イーアクセス社名存続の真意

 ソフトバンクによるイーアクセス買収後の焦点として、今後注目されるのが、プラチナバンド割り当ての問題ではないだろうか。

 もともと、700/900MHzの周波数割り当てについて、総務省は1社1枠の割り当てを基本方針に臨んだわけだか、今回ソフトバンクによるイー・アクセス買収が行われ、実質その枠組みはわずか数ヶ月で瓦解してしまった。

 総務省による周波数割り当てから短期間で買収へと動き出したことで、関係者のなかには、その割り当てを待って仕掛けたのだという見方をする人もいる。

 しかし、仮にそうだとしても、そんなことをソフトバンクが面と向かって肯定することはないだろう。

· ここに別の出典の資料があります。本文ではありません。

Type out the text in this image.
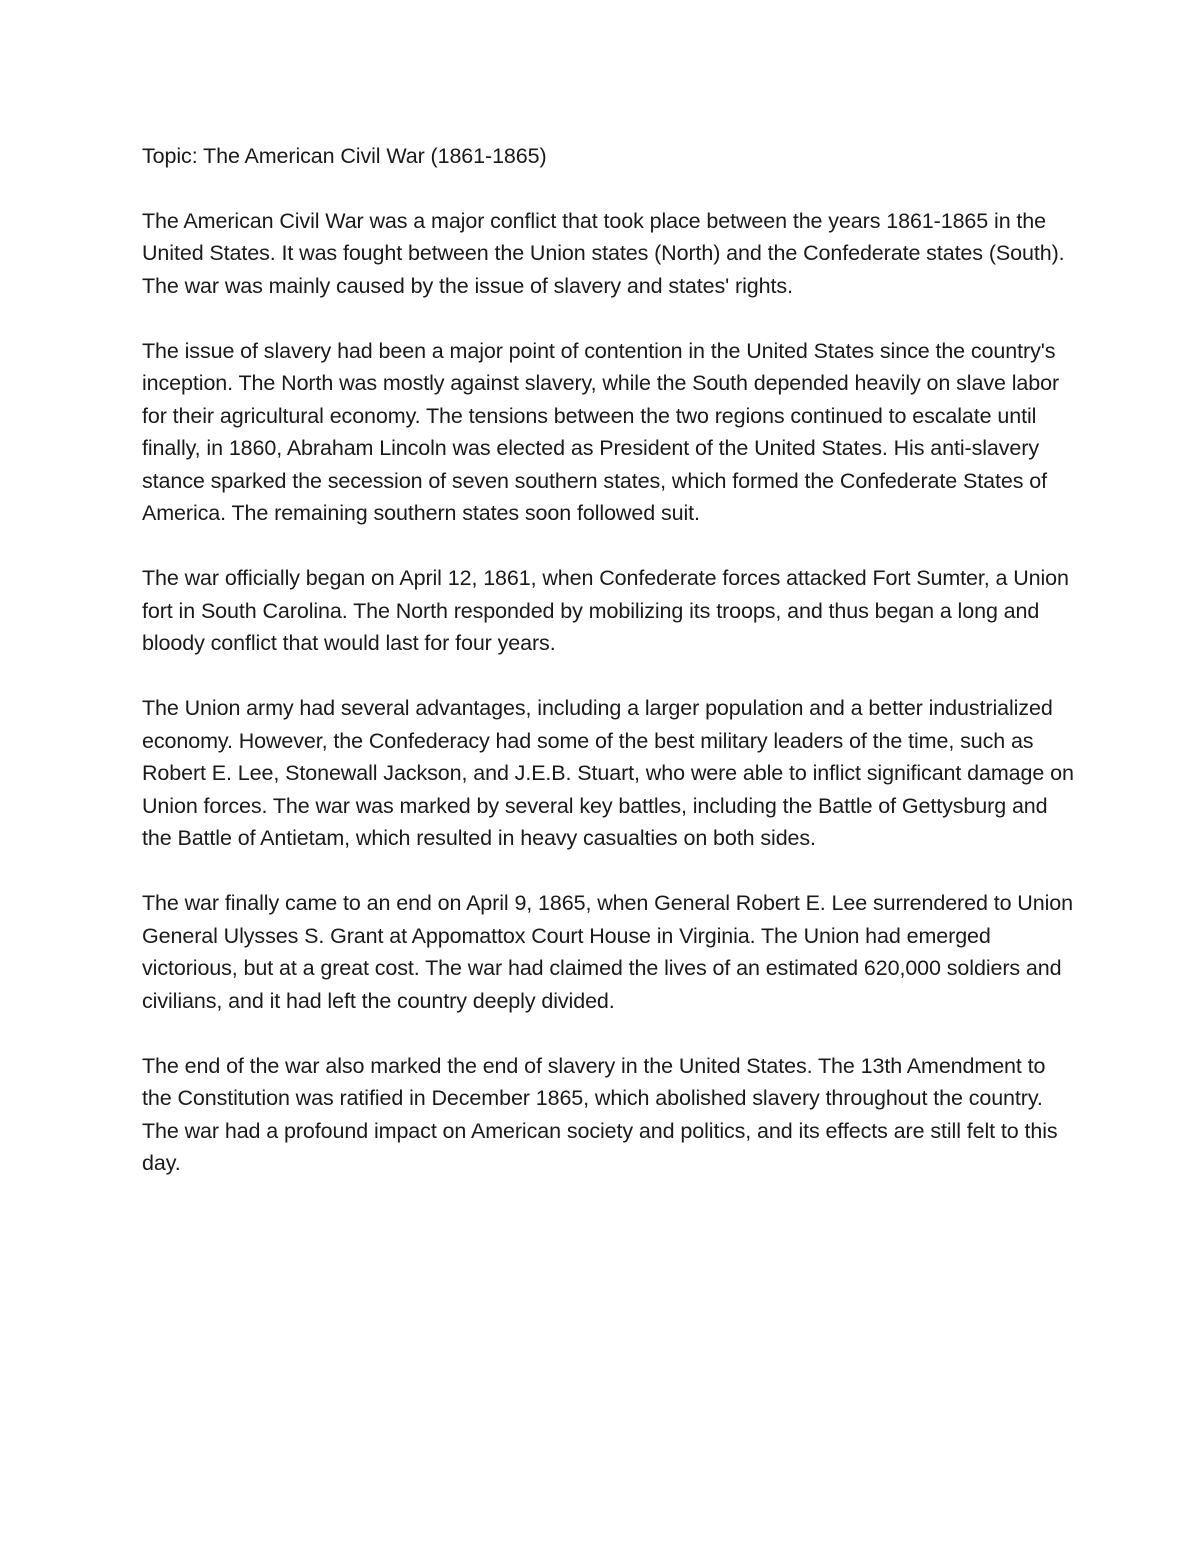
Topic: The American Civil War (1861-1865)

The American Civil War was a major conflict that took place between the years 1861-1865 in the United States. It was fought between the Union states (North) and the Confederate states (South). The war was mainly caused by the issue of slavery and states' rights.

The issue of slavery had been a major point of contention in the United States since the country's inception. The North was mostly against slavery, while the South depended heavily on slave labor for their agricultural economy. The tensions between the two regions continued to escalate until finally, in 1860, Abraham Lincoln was elected as President of the United States. His anti-slavery stance sparked the secession of seven southern states, which formed the Confederate States of America. The remaining southern states soon followed suit.

The war officially began on April 12, 1861, when Confederate forces attacked Fort Sumter, a Union fort in South Carolina. The North responded by mobilizing its troops, and thus began a long and bloody conflict that would last for four years.

The Union army had several advantages, including a larger population and a better industrialized economy. However, the Confederacy had some of the best military leaders of the time, such as Robert E. Lee, Stonewall Jackson, and J.E.B. Stuart, who were able to inflict significant damage on Union forces. The war was marked by several key battles, including the Battle of Gettysburg and the Battle of Antietam, which resulted in heavy casualties on both sides.

The war finally came to an end on April 9, 1865, when General Robert E. Lee surrendered to Union General Ulysses S. Grant at Appomattox Court House in Virginia. The Union had emerged victorious, but at a great cost. The war had claimed the lives of an estimated 620,000 soldiers and civilians, and it had left the country deeply divided.

The end of the war also marked the end of slavery in the United States. The 13th Amendment to the Constitution was ratified in December 1865, which abolished slavery throughout the country. The war had a profound impact on American society and politics, and its effects are still felt to this day.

もしやってしまったら、周波数を返上しなくてはならないからだ。

 総務省の基本方針は、あくまで1社1枠なのである。

 では、今回の買収によってソフトバンクはプラチナバンドの一つを返上しなくてはならないかというと、そうとも言えないのではないかと思っている。

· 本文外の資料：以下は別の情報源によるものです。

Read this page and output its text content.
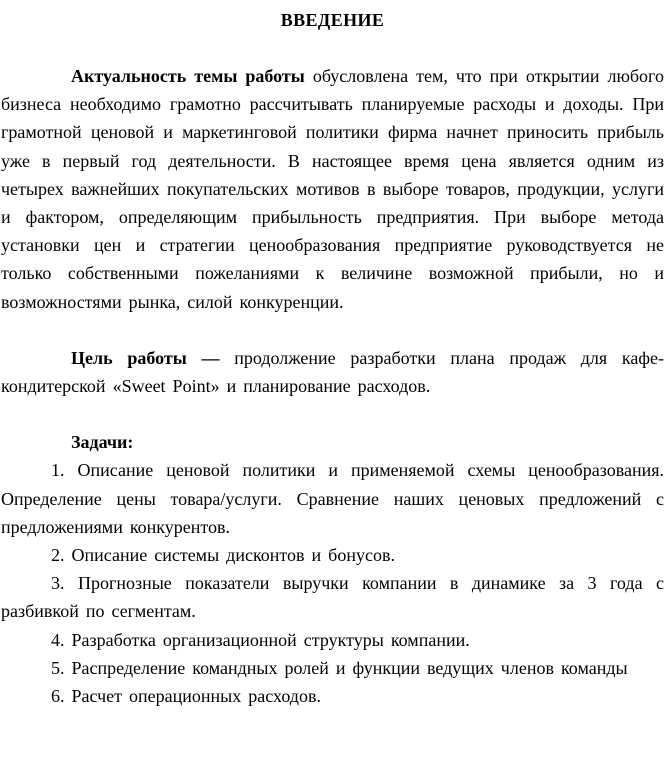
ВВЕДЕНИЕ

Актуальность темы работы обусловлена тем, что при открытии любого бизнеса необходимо грамотно рассчитывать планируемые расходы и доходы. При грамотной ценовой и маркетинговой политики фирма начнет приносить прибыль уже в первый год деятельности. В настоящее время цена является одним из четырех важнейших покупательских мотивов в выборе товаров, продукции, услуги и фактором, определяющим прибыльность предприятия. При выборе метода установки цен и стратегии ценообразования предприятие руководствуется не только собственными пожеланиями к величине возможной прибыли, но и возможностями рынка, силой конкуренции.

Цель работы — продолжение разработки плана продаж для кафе-кондитерской «Sweet Point» и планирование расходов.

Задачи:

1. Описание ценовой политики и применяемой схемы ценообразования. Определение цены товара/услуги. Сравнение наших ценовых предложений с предложениями конкурентов.

2. Описание системы дисконтов и бонусов.

3. Прогнозные показатели выручки компании в динамике за 3 года с разбивкой по сегментам.

4. Разработка организационной структуры компании.

5. Распределение командных ролей и функции ведущих членов команды

6. Расчет операционных расходов.
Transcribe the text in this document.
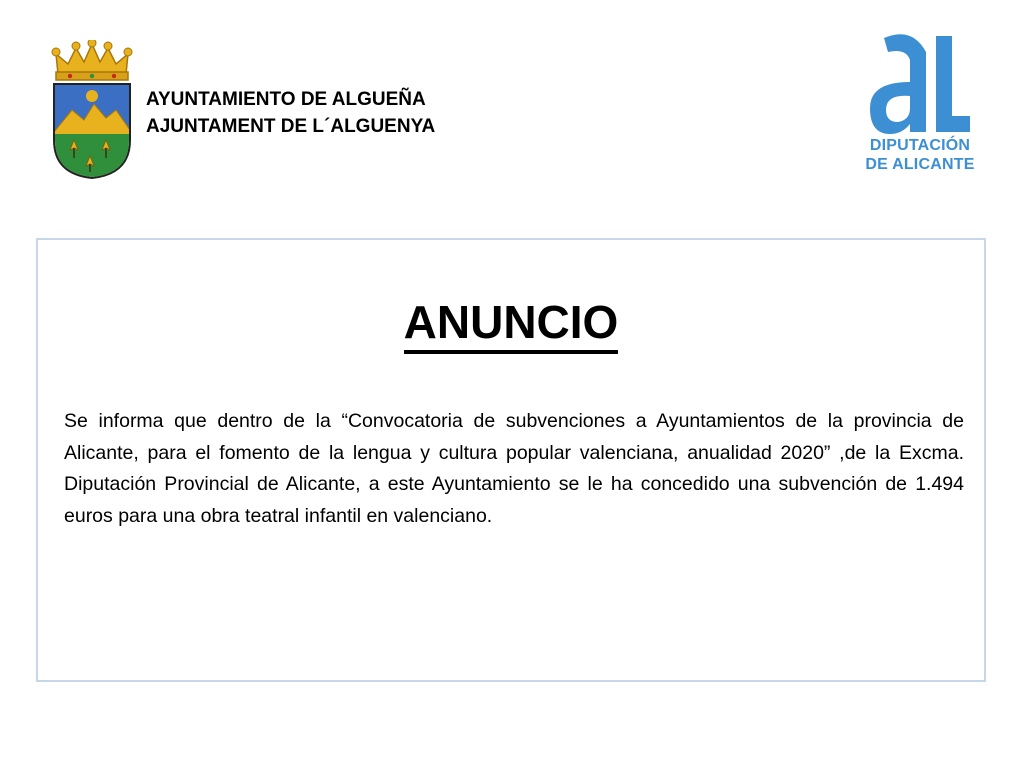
AYUNTAMIENTO DE ALGUEÑA
AJUNTAMENT DE L´ALGUENYA
DIPUTACIÓN
DE ALICANTE
ANUNCIO
Se informa que dentro de la “Convocatoria de subvenciones a Ayuntamientos de la provincia de Alicante, para el fomento de la lengua y cultura popular valenciana, anualidad 2020” ,de la Excma. Diputación Provincial de Alicante, a este Ayuntamiento se le ha concedido una subvención de 1.494 euros para una obra teatral infantil en valenciano.
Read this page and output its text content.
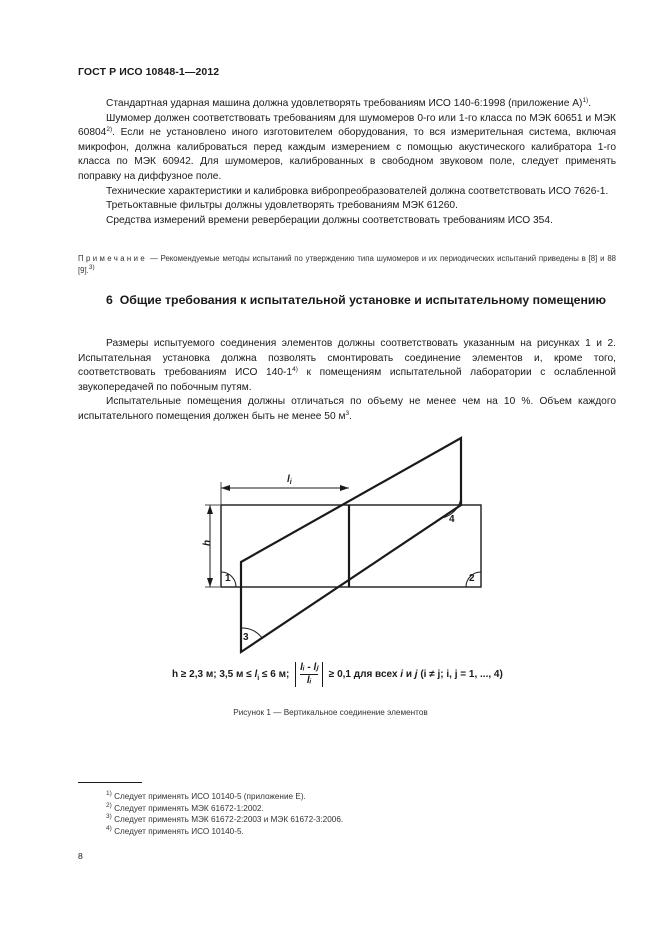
ГОСТ Р ИСО 10848-1—2012

Стандартная ударная машина должна удовлетворять требованиям ИСО 140-6:1998 (приложение А)$^{1)}$.

Шумомер должен соответствовать требованиям для шумомеров 0-го или 1-го класса по МЭК 60651 и МЭК 60804$^{2)}$. Если не установлено иного изготовителем оборудования, то вся измерительная система, включая микрофон, должна калиброваться перед каждым измерением с помощью акустического калибратора 1-го класса по МЭК 60942. Для шумомеров, калиброванных в свободном звуковом поле, следует применять поправку на диффузное поле.

Технические характеристики и калибровка вибропреобразователей должна соответствовать ИСО 7626-1.

Третьоктавные фильтры должны удовлетворять требованиям МЭК 61260.

Средства измерений времени реверберации должны соответствовать требованиям ИСО 354.

Примечание — Рекомендуемые методы испытаний по утверждению типа шумомеров и их периодических испытаний приведены в [8] и 88 [9].$^{3)}$
6 Общие требования к испытательной установке и испытательному помещению

Размеры испытуемого соединения элементов должны соответствовать указанным на рисунках 1 и 2. Испытательная установка должна позволять смонтировать соединение элементов и, кроме того, соответствовать требованиям ИСО 140-1$^{4)}$ к помещениям испытательной лаборатории с ослабленной звукопередачей по побочным путям.

Испытательные помещения должны отличаться по объему не менее чем на 10 %. Объем каждого испытательного помещения должен быть не менее 50 $м^3$.

$l_i$
h
1	2
3
4
h ≥ 2,3 м; 3,5 $м \le l_i \le 6$ м; $\frac{\text{lᵢ - lⱼ}}{\text{lᵢ}} \ge 0,1$ для всех i и j (i ≠ j; i, j = 1, ..., 4)
Рисунок 1 — Вертикальное соединение элементов
$^{1)}$ Следует применять ИСО 10140-5 (приложение Е).
$^{2)}$ Следует применять МЭК 61672-1:2002.
$^{3)}$ Следует применять МЭК 61672-2:2003 и МЭК 61672-3:2006.
$^{4)}$ Следует применять ИСО 10140-5.
8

 何故なら、イーアクセスという会社は当面存続させる方針だからだ。

 つまり、記者会見の席上でイー・アクセスの社名を当面は存続させるという理由に、イーアクセスに愛着のあるファンがいるためと答えていたが、もちろんそれは否定しないが、実はそれ以上に獲得したプラチナバンドを返上しなくていいようにするには、少なくともソフトバンクに吸収することは避ける必要があるとの経営判断があったのでないかと推察する。

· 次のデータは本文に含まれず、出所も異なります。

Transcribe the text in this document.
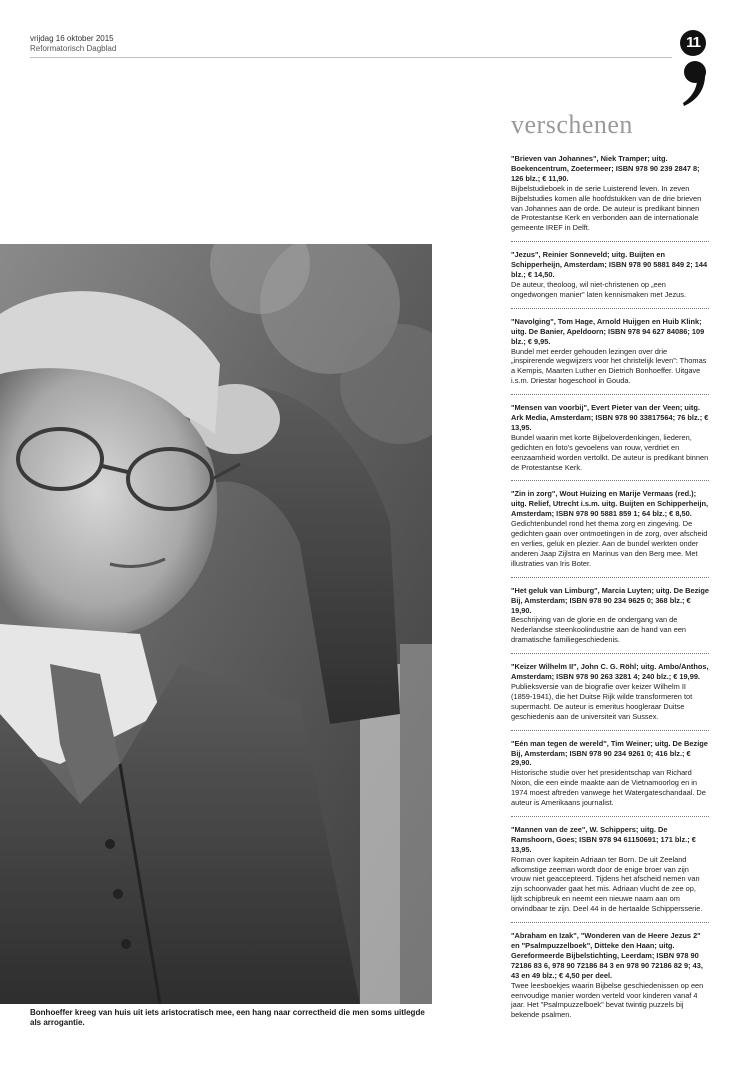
vrijdag 16 oktober 2015
Reformatorisch Dagblad	11
verschenen
Bonhoeffer kreeg van huis uit iets aristocratisch mee, een hang naar correctheid die men soms uitlegde als arrogantie.
"Brieven van Johannes", Niek Tramper; uitg. Boekencentrum, Zoetermeer; ISBN 978 90 239 2847 8; 126 blz.; € 11,90.
Bijbelstudieboek in de serie Luisterend leven. In zeven Bijbelstudies komen alle hoofdstukken van de drie brieven van Johannes aan de orde. De auteur is predikant binnen de Protestantse Kerk en verbonden aan de internationale gemeente IREF in Delft.
"Jezus", Reinier Sonneveld; uitg. Buijten en Schipperheijn, Amsterdam; ISBN 978 90 5881 849 2; 144 blz.; € 14,50.
De auteur, theoloog, wil niet-christenen op „een ongedwongen manier” laten kennismaken met Jezus.
"Navolging", Tom Hage, Arnold Huijgen en Huib Klink; uitg. De Banier, Apeldoorn; ISBN 978 94 627 84086; 109 blz.; € 9,95.
Bundel met eerder gehouden lezingen over drie „inspirerende wegwijzers voor het christelijk leven”: Thomas a Kempis, Maarten Luther en Dietrich Bonhoeffer. Uitgave i.s.m. Driestar hogeschool in Gouda.
"Mensen van voorbij", Evert Pieter van der Veen; uitg. Ark Media, Amsterdam; ISBN 978 90 33817564; 76 blz.; € 13,95.
Bundel waarin met korte Bijbeloverdenkingen, liederen, gedichten en foto's gevoelens van rouw, verdriet en eenzaamheid worden vertolkt. De auteur is predikant binnen de Protestantse Kerk.
"Zin in zorg", Wout Huizing en Marije Vermaas (red.); uitg. Relief, Utrecht i.s.m. uitg. Buijten en Schipperheijn, Amsterdam; ISBN 978 90 5881 859 1; 64 blz.; € 8,50.
Gedichtenbundel rond het thema zorg en zingeving. De gedichten gaan over ontmoetingen in de zorg, over afscheid en verlies, geluk en plezier. Aan de bundel werkten onder anderen Jaap Zijlstra en Marinus van den Berg mee. Met illustraties van Iris Boter.
"Het geluk van Limburg", Marcia Luyten; uitg. De Bezige Bij, Amsterdam; ISBN 978 90 234 9625 0; 368 blz.; € 19,90.
Beschrijving van de glorie en de ondergang van de Nederlandse steenkoolindustrie aan de hand van een dramatische familiegeschiedenis.
"Keizer Wilhelm II", John C. G. Röhl; uitg. Ambo/Anthos, Amsterdam; ISBN 978 90 263 3281 4; 240 blz.; € 19,99.
Publieksversie van de biografie over keizer Wilhelm II (1859-1941), die het Duitse Rijk wilde transformeren tot supermacht. De auteur is emeritus hoogleraar Duitse geschiedenis aan de universiteit van Sussex.
"Eén man tegen de wereld", Tim Weiner; uitg. De Bezige Bij, Amsterdam; ISBN 978 90 234 9261 0; 416 blz.; € 29,90.
Historische studie over het presidentschap van Richard Nixon, die een einde maakte aan de Vietnamoorlog en in 1974 moest aftreden vanwege het Watergateschandaal. De auteur is Amerikaans journalist.
"Mannen van de zee", W. Schippers; uitg. De Ramshoorn, Goes; ISBN 978 94 61150691; 171 blz.; € 13,95.
Roman over kapitein Adriaan ter Born. De uit Zeeland afkomstige zeeman wordt door de enige broer van zijn vrouw niet geaccepteerd. Tijdens het afscheid nemen van zijn schoonvader gaat het mis. Adriaan vlucht de zee op, lijdt schipbreuk en neemt een nieuwe naam aan om onvindbaar te zijn. Deel 44 in de hertaalde Schippersserie.
"Abraham en Izak", "Wonderen van de Heere Jezus 2" en "Psalmpuzzelboek", Ditteke den Haan; uitg. Gereformeerde Bijbelstichting, Leerdam; ISBN 978 90 72186 83 6, 978 90 72186 84 3 en 978 90 72186 82 9; 43, 43 en 49 blz.; € 4,50 per deel.
Twee leesboekjes waarin Bijbelse geschiedenissen op een eenvoudige manier worden verteld voor kinderen vanaf 4 jaar. Het "Psalmpuzzelboek" bevat twintig puzzels bij bekende psalmen.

 ある関係者は.「今回の買収によるプラチナバンド返上の問題は、白か黒かと聞かれると、黒ではないグレーということだろうが、現在のスキームであれば、問えないのではないか」と言う。

 以前にあったソフトバンクによるイー・アクセスモバイルネットワークのMVNOしかり、ギリギリの線上をハンドリングしながら中央突破していく同社の真骨頂を、またもや今回見せつけられているような。

 今後の総務省を中心とした議論に注目していきたい。